I thought that 9:30 AM would be a sure seating at a restaurant that closes at 2 PM, but I am so wrong. We are actually the last of the line with only 6 people behind us before the “so sorry, no more” sign goes up as Sushi Dai is packed to the gills.
By the time we’ve entered, I’m so famished I could lick the counter. I contemplate stuffing the small stack of pickled ginger into my mouth I as let the green tea defrost my hands.
The tea warms my fingers, and each slow sip spreads across my chest, but it does nothing for my freezing feet. Here, the first slice of sushi picks up the slack. They get right down to business with a marbled slab of Toro. Slick segments are separated by strips of fatty, fishy gristle unfolding with a flourish.
Our chef is sweet but shy. His methodical manner and responsible demeanor are easily overshadowed by the more boisterous chef on the right. He makes his sushi silently and skillfully, announcing each piece in easy English.

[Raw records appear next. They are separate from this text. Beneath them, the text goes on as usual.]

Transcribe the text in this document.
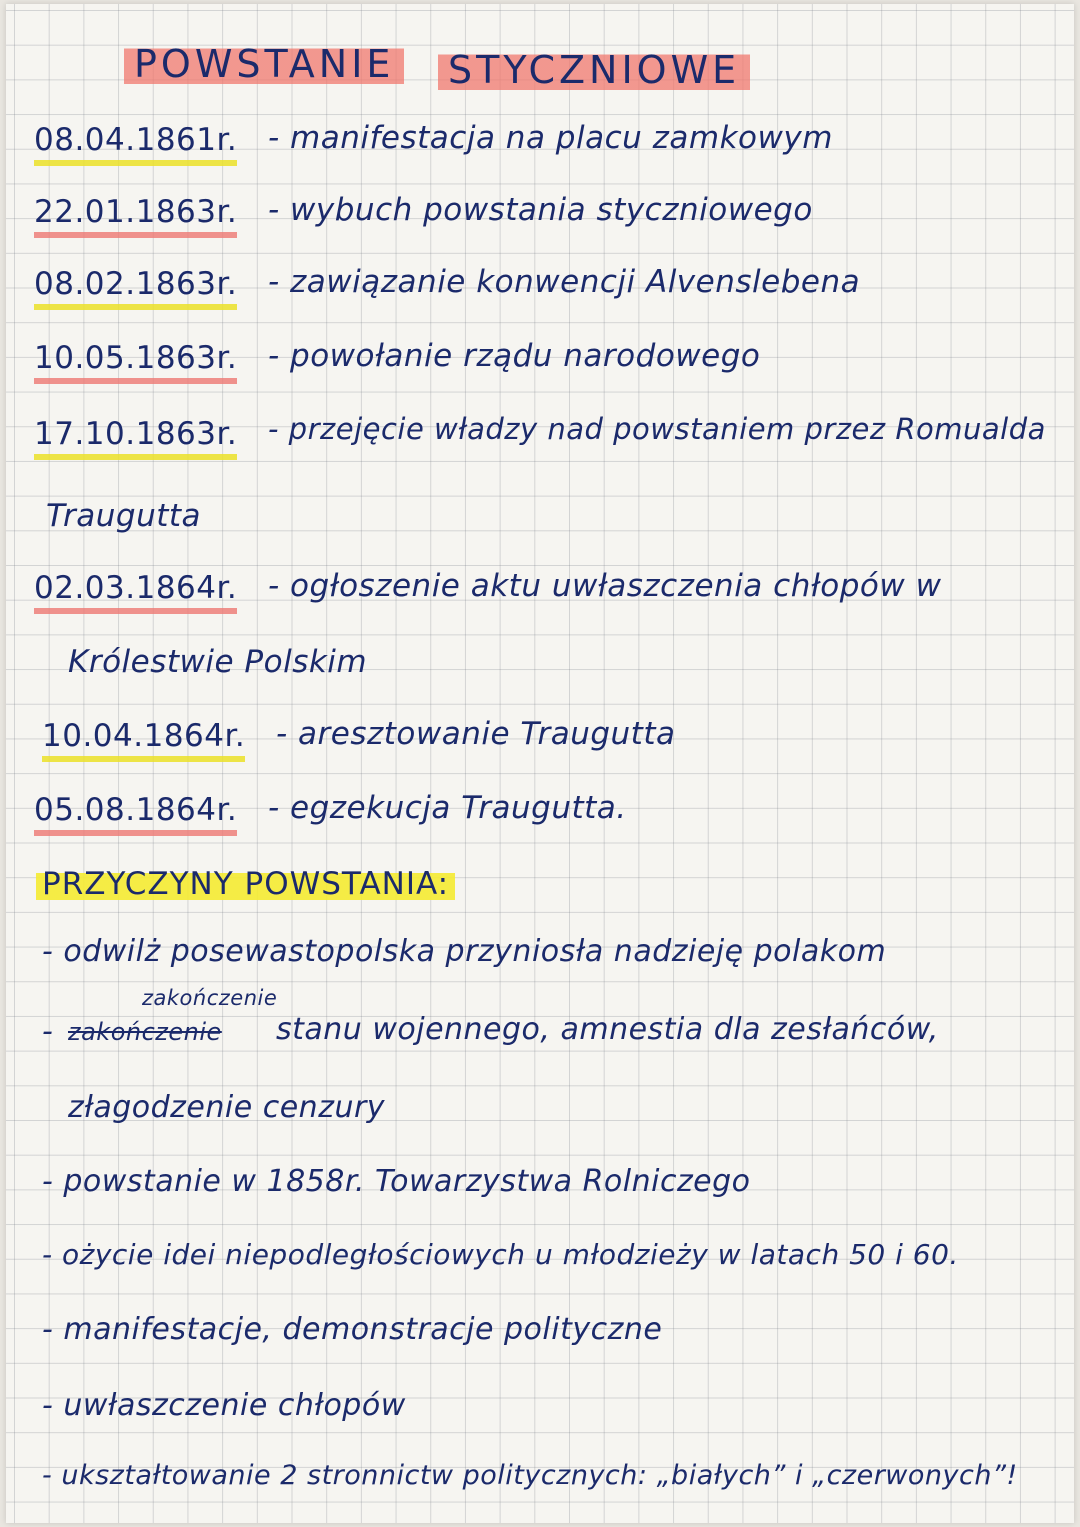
POWSTANIE STYCZNIOWE
08.04.1861r. - manifestacja na placu zamkowym
22.01.1863r. - wybuch powstania styczniowego
08.02.1863r. - zawiązanie konwencji Alvenslebena
10.05.1863r. - powołanie rządu narodowego
17.10.1863r. - przejęcie władzy nad powstaniem przez Romualda
Traugutta
02.03.1864r. - ogłoszenie aktu uwłaszczenia chłopów w
Królestwie Polskim
10.04.1864r. - aresztowanie Traugutta
05.08.1864r. - egzekucja Traugutta.
PRZYCZYNY POWSTANIA:
- odwilż posewastopolska przyniosła nadzieję polakom
zakończenie
- zakończenie stanu wojennego, amnestia dla zesłańców,
złagodzenie cenzury
- powstanie w 1858r. Towarzystwa Rolniczego
- ożycie idei niepodległościowych u młodzieży w latach 50 i 60.
- manifestacje, demonstracje polityczne
- uwłaszczenie chłopów
- ukształtowanie 2 stronnictw politycznych: „białych” i „czerwonych”!
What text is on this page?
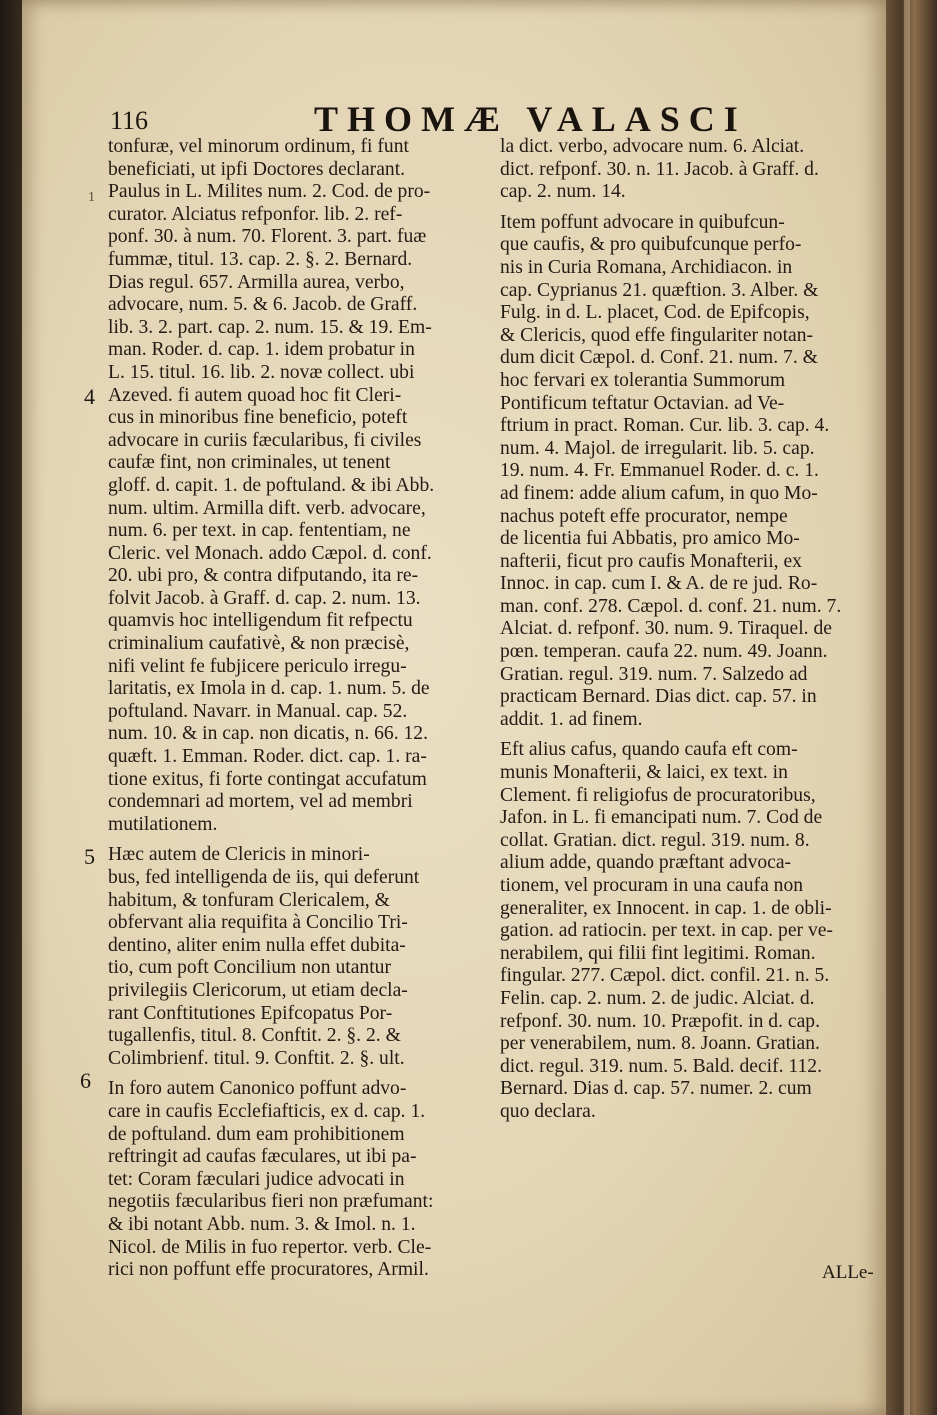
116	THOMÆ VALASCI
tonfuræ, vel minorum ordinum, fi funt
beneficiati, ut ipfi Doctores declarant.
Paulus in L. Milites num. 2. Cod. de pro-
curator. Alciatus refponfor. lib. 2. ref-
ponf. 30. à num. 70. Florent. 3. part. fuæ
fummæ, titul. 13. cap. 2. §. 2. Bernard.
Dias regul. 657. Armilla aurea, verbo,
advocare, num. 5. & 6. Jacob. de Graff.
lib. 3. 2. part. cap. 2. num. 15. & 19. Em-
man. Roder. d. cap. 1. idem probatur in
L. 15. titul. 16. lib. 2. novæ collect. ubi
Azeved. fi autem quoad hoc fit Cleri-
cus in minoribus fine beneficio, poteft
advocare in curiis fæcularibus, fi civiles
caufæ fint, non criminales, ut tenent
gloff. d. capit. 1. de poftuland. & ibi Abb.
num. ultim. Armilla dift. verb. advocare,
num. 6. per text. in cap. fententiam, ne
Cleric. vel Monach. addo Cæpol. d. conf.
20. ubi pro, & contra difputando, ita re-
folvit Jacob. à Graff. d. cap. 2. num. 13.
quamvis hoc intelligendum fit refpectu
criminalium caufativè, & non præcisè,
nifi velint fe fubjicere periculo irregu-
laritatis, ex Imola in d. cap. 1. num. 5. de
poftuland. Navarr. in Manual. cap. 52.
num. 10. & in cap. non dicatis, n. 66. 12.
quæft. 1. Emman. Roder. dict. cap. 1. ra-
tione exitus, fi forte contingat accufatum
condemnari ad mortem, vel ad membri
mutilationem.
Hæc autem de Clericis in minori-
bus, fed intelligenda de iis, qui deferunt
habitum, & tonfuram Clericalem, &
obfervant alia requifita à Concilio Tri-
dentino, aliter enim nulla effet dubita-
tio, cum poft Concilium non utantur
privilegiis Clericorum, ut etiam decla-
rant Conftitutiones Epifcopatus Por-
tugallenfis, titul. 8. Conftit. 2. §. 2. &
Colimbrienf. titul. 9. Conftit. 2. §. ult.
In foro autem Canonico poffunt advo-
care in caufis Ecclefiafticis, ex d. cap. 1.
de poftuland. dum eam prohibitionem
reftringit ad caufas fæculares, ut ibi pa-
tet: Coram fæculari judice advocati in
negotiis fæcularibus fieri non præfumant:
& ibi notant Abb. num. 3. & Imol. n. 1.
Nicol. de Milis in fuo repertor. verb. Cle-
rici non poffunt effe procuratores, Armil.
la dict. verbo, advocare num. 6. Alciat.
dict. refponf. 30. n. 11. Jacob. à Graff. d.
cap. 2. num. 14.
Item poffunt advocare in quibufcun-
que caufis, & pro quibufcunque perfo-
nis in Curia Romana, Archidiacon. in
cap. Cyprianus 21. quæftion. 3. Alber. &
Fulg. in d. L. placet, Cod. de Epifcopis,
& Clericis, quod effe fingulariter notan-
dum dicit Cæpol. d. Conf. 21. num. 7. &
hoc fervari ex tolerantia Summorum
Pontificum teftatur Octavian. ad Ve-
ftrium in pract. Roman. Cur. lib. 3. cap. 4.
num. 4. Majol. de irregularit. lib. 5. cap.
19. num. 4. Fr. Emmanuel Roder. d. c. 1.
ad finem: adde alium cafum, in quo Mo-
nachus poteft effe procurator, nempe
de licentia fui Abbatis, pro amico Mo-
nafterii, ficut pro caufis Monafterii, ex
Innoc. in cap. cum I. & A. de re jud. Ro-
man. conf. 278. Cæpol. d. conf. 21. num. 7.
Alciat. d. refponf. 30. num. 9. Tiraquel. de
pœn. temperan. caufa 22. num. 49. Joann.
Gratian. regul. 319. num. 7. Salzedo ad
practicam Bernard. Dias dict. cap. 57. in
addit. 1. ad finem.
Eft alius cafus, quando caufa eft com-
munis Monafterii, & laici, ex text. in
Clement. fi religiofus de procuratoribus,
Jafon. in L. fi emancipati num. 7. Cod de
collat. Gratian. dict. regul. 319. num. 8.
alium adde, quando præftant advoca-
tionem, vel procuram in una caufa non
generaliter, ex Innocent. in cap. 1. de obli-
gation. ad ratiocin. per text. in cap. per ve-
nerabilem, qui filii fint legitimi. Roman.
fingular. 277. Cæpol. dict. confil. 21. n. 5.
Felin. cap. 2. num. 2. de judic. Alciat. d.
refponf. 30. num. 10. Præpofit. in d. cap.
per venerabilem, num. 8. Joann. Gratian.
dict. regul. 319. num. 5. Bald. decif. 112.
Bernard. Dias d. cap. 57. numer. 2. cum
quo declara.
1
4
5
6
ALLe-
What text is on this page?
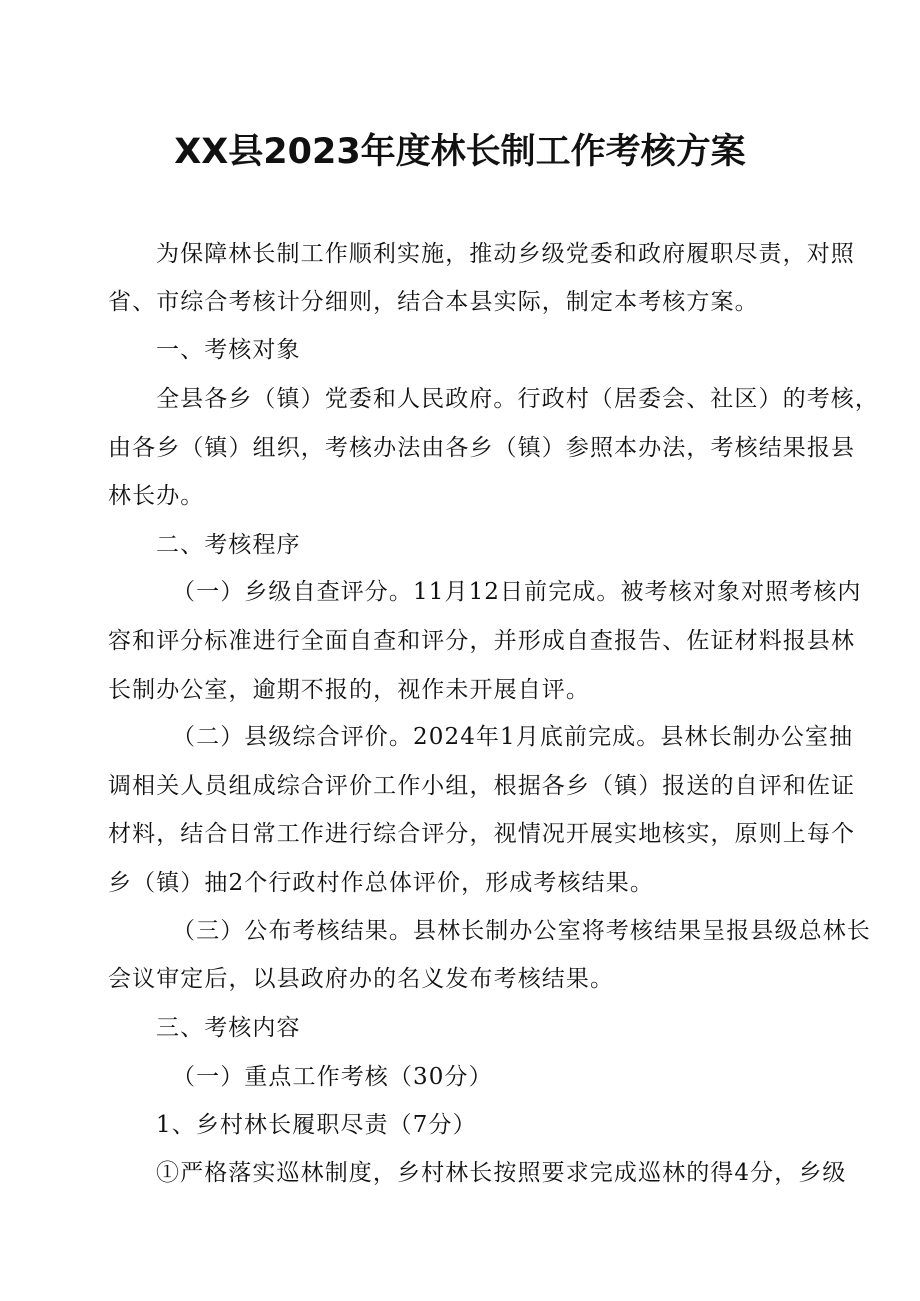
XX县2023年度林长制工作考核方案

为保障林长制工作顺利实施，推动乡级党委和政府履职尽责，对照

省、市综合考核计分细则，结合本县实际，制定本考核方案。

一、考核对象

全县各乡（镇）党委和人民政府。行政村（居委会、社区）的考核，

由各乡（镇）组织，考核办法由各乡（镇）参照本办法，考核结果报县

林长办。

二、考核程序

（一）乡级自查评分。11月12日前完成。被考核对象对照考核内

容和评分标准进行全面自查和评分，并形成自查报告、佐证材料报县林

长制办公室，逾期不报的，视作未开展自评。

（二）县级综合评价。2024年1月底前完成。县林长制办公室抽

调相关人员组成综合评价工作小组，根据各乡（镇）报送的自评和佐证

材料，结合日常工作进行综合评分，视情况开展实地核实，原则上每个

乡（镇）抽2个行政村作总体评价，形成考核结果。

（三）公布考核结果。县林长制办公室将考核结果呈报县级总林长

会议审定后，以县政府办的名义发布考核结果。

三、考核内容

（一）重点工作考核（30分）

1、乡村林长履职尽责（7分）

①严格落实巡林制度，乡村林长按照要求完成巡林的得4分，乡级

The second piece is a stark contrast to the first. The Flounder hits subtler notes, more slight with a zest of palate-cleansing citrus.
A bowl of Miso Soup provides constant inter-nigiri comfort, thickened with seafood for a savory stew. A square of Omelet lavishes in layers, like a sandwich to the soup.
The Red snapper is a flakier filet, lightly-bound, buttery bits that dissolve after a memorable moment.
The Surf Clam comes without a struggle. It curls on the counter as it draws a last, settling breath before falling into forever sleep. The flavor is seamless, stimulating while it rests.
The chefs are stern about the shoyu. They tell you no with every slice of sushi, lest you slather a single drop on a flawless nigiri. The O-toro Roll is the only time it’s permissible, and even then you only need a couple drops to unveil the umami.
Cutlassfish is long and sharp, a first for me. The silvered skin is more crisp than sinew, more smooth with a hint of sweet.
Abalone was a cartilaginous curiosity, the last piece of my choice, and it makes a satisfying, teeth-clacking crunch.